Na powitanie wiosny.
Działający od 1996 roku duet ISAN tworzy dwóch Brytyjczyków – Antony Ryan i Robin Saville. Choć wspólnie realizują muzykę już ponad dwie dekady, działają również osobno. Pierwszy koncentruje się na pracy studyjnego inżyniera dźwięku, a drugi – realizuje solowe nagrania. Saville zadebiutował poza ISAN-em w 2007 roku i do dzisiaj dorobił się dwóch autorskich albumów – „Peasgood Nonsuch” i „Public Flowers”. Teraz dołącza do nich trzeci, który umieściła w swym katalogu niemiecka wytwórnia Morr Music.
Punktem wyjścia do sześciu nagrań na „Build A Diorama” były dźwięki otoczenia, które Saville zarejestrował podczas swych podróży po Anglii. I rzeczywiście: płyta zaczyna się od przyjemnego śpiewu ptaków, a dopiero potem dołącza muzyka: pastelowe akordy klawiszy zatopione w psychodelicznej elektronice („Content Of Mind”). Ten sielski nastrój kontynuuje kolejny utwór – wielka szkoda, że nie wiedzieć czemu zostaje on przycięty do formuły króciutkiej miniatury („Bojagi”).

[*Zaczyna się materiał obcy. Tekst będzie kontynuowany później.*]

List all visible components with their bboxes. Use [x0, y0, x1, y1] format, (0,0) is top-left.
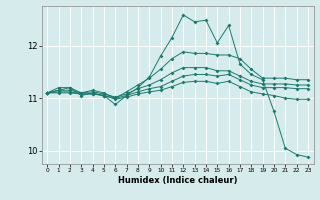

Ptaki słychać znowu w „Deepdale Halophyte Economy” – ich śpiew zostaje zanurzony w typowo ambientowych brzmieniach o minimalistycznym tonie. Te odwołania do natury znajdujemy także w „Bosky” – ale tym razem mają one ezoteryczny charakter, ze względu na plemienne bębenki i rytualną elektronikę. „Euglena Dancing” to znów wyciszony i statyczny ambient, który wiedzie nas jednak do urokliwego finału, rozegranego w „Might I Have A Bit Of Earth?” na delikatne dzwonki podszyte basowym pulsem i onirycznymi syntezatorami.
Muzyka duetu ISAN z płyty na płytę stawała się coraz bardziej wycofana – i to samo dotyczy solowych nagrań Robina Saville’a. Mało tego: na „Build A Diorama” brytyjski producent oferuje chyba najbardziej oszczędne i spokojne kompozycje, jakie stworzył do tej pory. I na tym właśnie polega ich uroda. Trzeci album Anglika przypomina bowiem trochę późne dokonania Marka Hollisa i Talk Talk, bo podobnie jak one zmusza słuchacza, aby zatrzymał się choć na chwilę i pokontemplował piękno otaczającego go świata.